Summary: Our Sole Focus is Food and Beverages
Insight Advisory Partners is a trusted adviser for food and beverage companies seeking to raise between $5 – $150 million of capital for growth, acquisitions and other value enhancing initiatives. We advise our clients on many aspects of corporate and financial strategy including strategic growth initiatives, capital raising strategies, acquisitions and divestitures. We also perform retained search, due diligence, pre-and post-merger integration, turnarounds and financial restructuring activities. Our partners bring both domestic and international experience.

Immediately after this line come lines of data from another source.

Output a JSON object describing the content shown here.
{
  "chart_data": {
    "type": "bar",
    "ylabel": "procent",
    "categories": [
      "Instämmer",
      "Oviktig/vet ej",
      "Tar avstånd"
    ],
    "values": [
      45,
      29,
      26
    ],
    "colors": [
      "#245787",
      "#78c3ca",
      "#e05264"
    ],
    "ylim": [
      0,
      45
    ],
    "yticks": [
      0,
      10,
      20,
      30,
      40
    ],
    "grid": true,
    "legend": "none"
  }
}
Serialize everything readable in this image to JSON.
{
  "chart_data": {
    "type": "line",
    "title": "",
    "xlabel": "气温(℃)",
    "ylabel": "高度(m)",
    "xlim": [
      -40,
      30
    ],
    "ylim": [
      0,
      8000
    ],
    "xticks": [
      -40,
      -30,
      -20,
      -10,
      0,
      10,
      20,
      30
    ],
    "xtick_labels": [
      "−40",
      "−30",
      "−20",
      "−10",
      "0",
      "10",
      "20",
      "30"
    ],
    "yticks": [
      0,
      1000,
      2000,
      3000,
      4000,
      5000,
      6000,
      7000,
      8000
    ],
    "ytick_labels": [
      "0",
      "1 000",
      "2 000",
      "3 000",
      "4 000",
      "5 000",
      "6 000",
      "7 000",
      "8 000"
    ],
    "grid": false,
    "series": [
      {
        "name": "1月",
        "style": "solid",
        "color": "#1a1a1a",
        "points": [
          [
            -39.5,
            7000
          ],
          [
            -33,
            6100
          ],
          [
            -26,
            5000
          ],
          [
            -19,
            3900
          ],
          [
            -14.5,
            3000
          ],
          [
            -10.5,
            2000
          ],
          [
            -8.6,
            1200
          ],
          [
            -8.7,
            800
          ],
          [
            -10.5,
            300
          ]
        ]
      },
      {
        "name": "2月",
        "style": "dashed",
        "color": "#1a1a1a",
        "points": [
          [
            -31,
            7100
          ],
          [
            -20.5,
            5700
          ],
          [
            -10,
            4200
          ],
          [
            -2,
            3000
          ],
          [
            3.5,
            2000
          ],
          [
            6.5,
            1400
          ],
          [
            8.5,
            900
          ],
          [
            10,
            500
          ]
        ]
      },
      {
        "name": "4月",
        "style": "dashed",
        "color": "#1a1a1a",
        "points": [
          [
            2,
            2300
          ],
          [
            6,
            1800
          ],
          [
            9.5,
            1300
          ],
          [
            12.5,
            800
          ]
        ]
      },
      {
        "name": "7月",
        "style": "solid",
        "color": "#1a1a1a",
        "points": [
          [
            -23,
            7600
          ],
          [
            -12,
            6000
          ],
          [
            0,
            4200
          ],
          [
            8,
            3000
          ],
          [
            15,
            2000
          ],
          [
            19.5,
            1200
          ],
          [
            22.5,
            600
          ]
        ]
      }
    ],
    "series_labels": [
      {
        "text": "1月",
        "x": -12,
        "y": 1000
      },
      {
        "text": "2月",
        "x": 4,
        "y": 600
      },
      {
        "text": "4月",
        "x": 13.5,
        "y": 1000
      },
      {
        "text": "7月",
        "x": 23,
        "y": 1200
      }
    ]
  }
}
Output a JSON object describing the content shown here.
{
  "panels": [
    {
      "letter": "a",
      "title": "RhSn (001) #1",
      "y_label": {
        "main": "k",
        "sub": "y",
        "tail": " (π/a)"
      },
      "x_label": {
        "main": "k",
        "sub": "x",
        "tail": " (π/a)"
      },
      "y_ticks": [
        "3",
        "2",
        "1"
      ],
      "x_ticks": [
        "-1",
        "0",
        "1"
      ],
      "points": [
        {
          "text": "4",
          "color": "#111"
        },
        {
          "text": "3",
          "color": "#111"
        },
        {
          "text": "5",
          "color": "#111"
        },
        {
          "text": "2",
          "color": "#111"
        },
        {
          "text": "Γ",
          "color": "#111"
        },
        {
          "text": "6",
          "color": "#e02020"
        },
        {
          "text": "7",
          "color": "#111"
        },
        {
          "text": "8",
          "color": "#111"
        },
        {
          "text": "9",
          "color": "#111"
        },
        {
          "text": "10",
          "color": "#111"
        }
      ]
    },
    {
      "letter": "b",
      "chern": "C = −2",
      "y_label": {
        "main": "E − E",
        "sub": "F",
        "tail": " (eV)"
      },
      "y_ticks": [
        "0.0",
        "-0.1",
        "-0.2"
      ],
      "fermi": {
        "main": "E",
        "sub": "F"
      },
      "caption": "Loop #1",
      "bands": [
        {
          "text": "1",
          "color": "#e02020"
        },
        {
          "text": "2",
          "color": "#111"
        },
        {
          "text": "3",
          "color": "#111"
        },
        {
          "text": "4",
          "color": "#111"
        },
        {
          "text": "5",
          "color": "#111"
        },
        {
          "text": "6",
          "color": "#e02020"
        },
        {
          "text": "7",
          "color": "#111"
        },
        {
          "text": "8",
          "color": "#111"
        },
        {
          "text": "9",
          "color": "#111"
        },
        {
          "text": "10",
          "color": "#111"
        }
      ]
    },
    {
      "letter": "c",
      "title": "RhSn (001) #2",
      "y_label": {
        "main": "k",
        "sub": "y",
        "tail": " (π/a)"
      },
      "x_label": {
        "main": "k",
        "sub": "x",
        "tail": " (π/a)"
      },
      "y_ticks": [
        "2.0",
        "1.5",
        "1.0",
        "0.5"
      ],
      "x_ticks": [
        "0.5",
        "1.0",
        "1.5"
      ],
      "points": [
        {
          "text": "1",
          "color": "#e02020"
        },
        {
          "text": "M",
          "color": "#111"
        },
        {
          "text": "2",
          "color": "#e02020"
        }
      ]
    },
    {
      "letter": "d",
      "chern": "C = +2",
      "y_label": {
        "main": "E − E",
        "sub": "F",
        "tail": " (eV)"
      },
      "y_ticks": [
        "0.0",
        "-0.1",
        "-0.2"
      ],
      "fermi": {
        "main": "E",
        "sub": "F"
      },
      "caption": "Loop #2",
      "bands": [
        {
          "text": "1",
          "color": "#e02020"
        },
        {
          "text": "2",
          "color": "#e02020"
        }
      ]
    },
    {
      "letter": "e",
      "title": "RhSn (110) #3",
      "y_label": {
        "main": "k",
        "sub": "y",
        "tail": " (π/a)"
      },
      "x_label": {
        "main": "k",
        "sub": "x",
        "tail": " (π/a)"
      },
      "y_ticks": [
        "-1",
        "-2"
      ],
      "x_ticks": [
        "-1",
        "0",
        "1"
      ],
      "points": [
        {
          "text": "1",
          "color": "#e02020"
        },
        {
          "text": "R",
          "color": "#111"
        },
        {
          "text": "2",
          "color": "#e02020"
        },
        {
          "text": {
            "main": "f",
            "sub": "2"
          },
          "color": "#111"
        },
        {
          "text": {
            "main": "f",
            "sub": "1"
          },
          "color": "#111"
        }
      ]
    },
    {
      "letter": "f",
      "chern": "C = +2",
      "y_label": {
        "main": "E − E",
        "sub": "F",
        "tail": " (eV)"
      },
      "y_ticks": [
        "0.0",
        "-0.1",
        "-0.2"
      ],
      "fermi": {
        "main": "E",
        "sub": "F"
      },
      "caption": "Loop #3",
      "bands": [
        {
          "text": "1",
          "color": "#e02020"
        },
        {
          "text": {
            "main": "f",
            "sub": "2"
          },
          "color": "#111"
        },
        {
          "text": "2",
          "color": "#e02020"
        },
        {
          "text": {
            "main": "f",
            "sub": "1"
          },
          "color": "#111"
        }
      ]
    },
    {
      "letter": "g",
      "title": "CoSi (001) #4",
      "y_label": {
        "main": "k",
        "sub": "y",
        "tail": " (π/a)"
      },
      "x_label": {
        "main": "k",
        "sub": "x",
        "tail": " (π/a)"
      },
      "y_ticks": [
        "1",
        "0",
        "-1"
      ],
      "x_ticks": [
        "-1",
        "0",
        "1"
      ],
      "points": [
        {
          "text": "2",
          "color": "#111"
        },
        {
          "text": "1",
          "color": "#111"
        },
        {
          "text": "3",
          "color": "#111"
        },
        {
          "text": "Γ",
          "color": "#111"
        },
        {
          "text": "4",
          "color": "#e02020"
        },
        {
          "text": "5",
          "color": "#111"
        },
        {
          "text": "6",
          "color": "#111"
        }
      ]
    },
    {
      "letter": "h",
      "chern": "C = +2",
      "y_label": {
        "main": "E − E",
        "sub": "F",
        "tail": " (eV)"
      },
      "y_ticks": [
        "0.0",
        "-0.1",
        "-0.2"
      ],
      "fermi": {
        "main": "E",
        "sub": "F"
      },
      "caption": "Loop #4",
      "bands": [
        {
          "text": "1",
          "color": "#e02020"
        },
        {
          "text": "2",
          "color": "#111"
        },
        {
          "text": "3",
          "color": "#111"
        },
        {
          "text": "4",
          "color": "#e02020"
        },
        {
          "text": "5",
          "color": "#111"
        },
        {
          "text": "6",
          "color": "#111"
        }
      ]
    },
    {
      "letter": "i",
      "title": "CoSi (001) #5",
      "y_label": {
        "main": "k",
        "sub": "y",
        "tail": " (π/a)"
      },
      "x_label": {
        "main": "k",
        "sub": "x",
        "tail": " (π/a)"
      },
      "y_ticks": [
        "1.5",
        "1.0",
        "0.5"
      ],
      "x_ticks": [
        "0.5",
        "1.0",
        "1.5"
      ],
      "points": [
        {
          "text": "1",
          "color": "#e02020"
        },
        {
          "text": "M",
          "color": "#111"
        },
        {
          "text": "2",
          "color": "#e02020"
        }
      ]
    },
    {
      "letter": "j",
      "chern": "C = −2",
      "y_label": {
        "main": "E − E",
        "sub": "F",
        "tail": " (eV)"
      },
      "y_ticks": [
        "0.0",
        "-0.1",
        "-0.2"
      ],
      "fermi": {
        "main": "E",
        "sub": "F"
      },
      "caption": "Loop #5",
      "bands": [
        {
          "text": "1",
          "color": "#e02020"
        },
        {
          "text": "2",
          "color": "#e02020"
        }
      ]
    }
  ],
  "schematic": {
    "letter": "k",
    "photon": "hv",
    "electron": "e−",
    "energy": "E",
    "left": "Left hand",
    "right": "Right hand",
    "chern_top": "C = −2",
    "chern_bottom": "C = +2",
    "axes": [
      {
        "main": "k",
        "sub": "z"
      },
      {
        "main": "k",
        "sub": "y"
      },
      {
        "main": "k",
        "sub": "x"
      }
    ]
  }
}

Why You Need a Specialist Advisor
To an outsider, the food and beverage businesses appear well-established, dominated by big companies, perhaps even sleepy. Frequently we hear how stable the industries are, followed by the comments, “people always need to eat and drink” and “eating habits change slowly.” As an insider, you know the food and beverage industries are anything but sleepy: they’re intensely competitive; they engages consumers on emotional as well as functional levels; and they are more technically complex and dynamic than outsiders realize.
U.S. consumers spend over $1 trillion on food, with about 60% of that spent on food at home and 40% on food away from home. Each of these market segments has grown at roughly 4% over the past eight years. There are approximately one million restaurants in the U.S., 85 thousand grocery stores and 28 thousand food manufacturing locations. Low barriers to entry create a dynamic industry populated by small, agile companies that are meeting and shaping changing consumer behavior. New participants frequently educate consumers about previously unknown needs, which in turn increase demands on existing firms to serve those needs. With advances in technology and communications, the industry moves faster now than ever before; the pace of innovation will only increase as the retailer landscape continues to shift and consumer expectations evolve, fueled by a fragmented new media. On top of these pressures, consumers are pinching pennies on the demand side while commodity price volatility is dramatically impacting the supply side.
Strong Consumer Involvement
One constant in the business is the intense emotional connection that consumers have with food. What you eat drives not only how you feel emotionally (comfort food) and physically (sugar highs), it also impacts your long-term health (obesity and other wellness issues). As consumers have access to wider sources of information, the long-standing value of brands becomes more important in some cases: they are a trusted means to navigate information overload. Under other circumstances, such as when new claims emerge that a brand doesn’t address or another brand addresses better, brand is less relevant. And although food is very personal, there are now a host of interest groups and coalitions seeking to change the relationship between food consumers and the food industry.
Very Complex Businesses
In classic strategy companies can compete on price with a commodity product, differentiate their products in some way or combine the two strategies. In the food business, you also have to take into account a variety of groups other than the 3C’s (company, customer and competitors), and those other players increase the complexity of doing business exponentially. The government regulates food at many levels and continues to increase the scope of that influence (e.g. marketing restrictions, fat taxes, public school curriculum). Meanwhile, certain interest groups exist solely to influence what consumers eat (e.g. CSPI) while shifting trade regulations present consumers with more choice from more places than ever before. Healthcare providers and insurance companies also have perspectives and seek to influence consumer behavior. These circumstances create an ever-shifting environment that is more challenging for food companies to navigate than ever before.
The pace of change in the food sector won’t slow down; most likely it will increase, driven by faster technological change, changing consumer expectations and the increased flow of information. Consumers will continue to trade up to higher priced goods and services where they see benefit, while at the same time trading down in increasing numbers where they see lack of differentiation. Over the long term, consumers will be more health conscious as they age while also becoming more concerned about broad environmental concerns. These factors combine to create an imperative for food companies to step up their game, become more insightful and to apply those insights to their strategies and operations.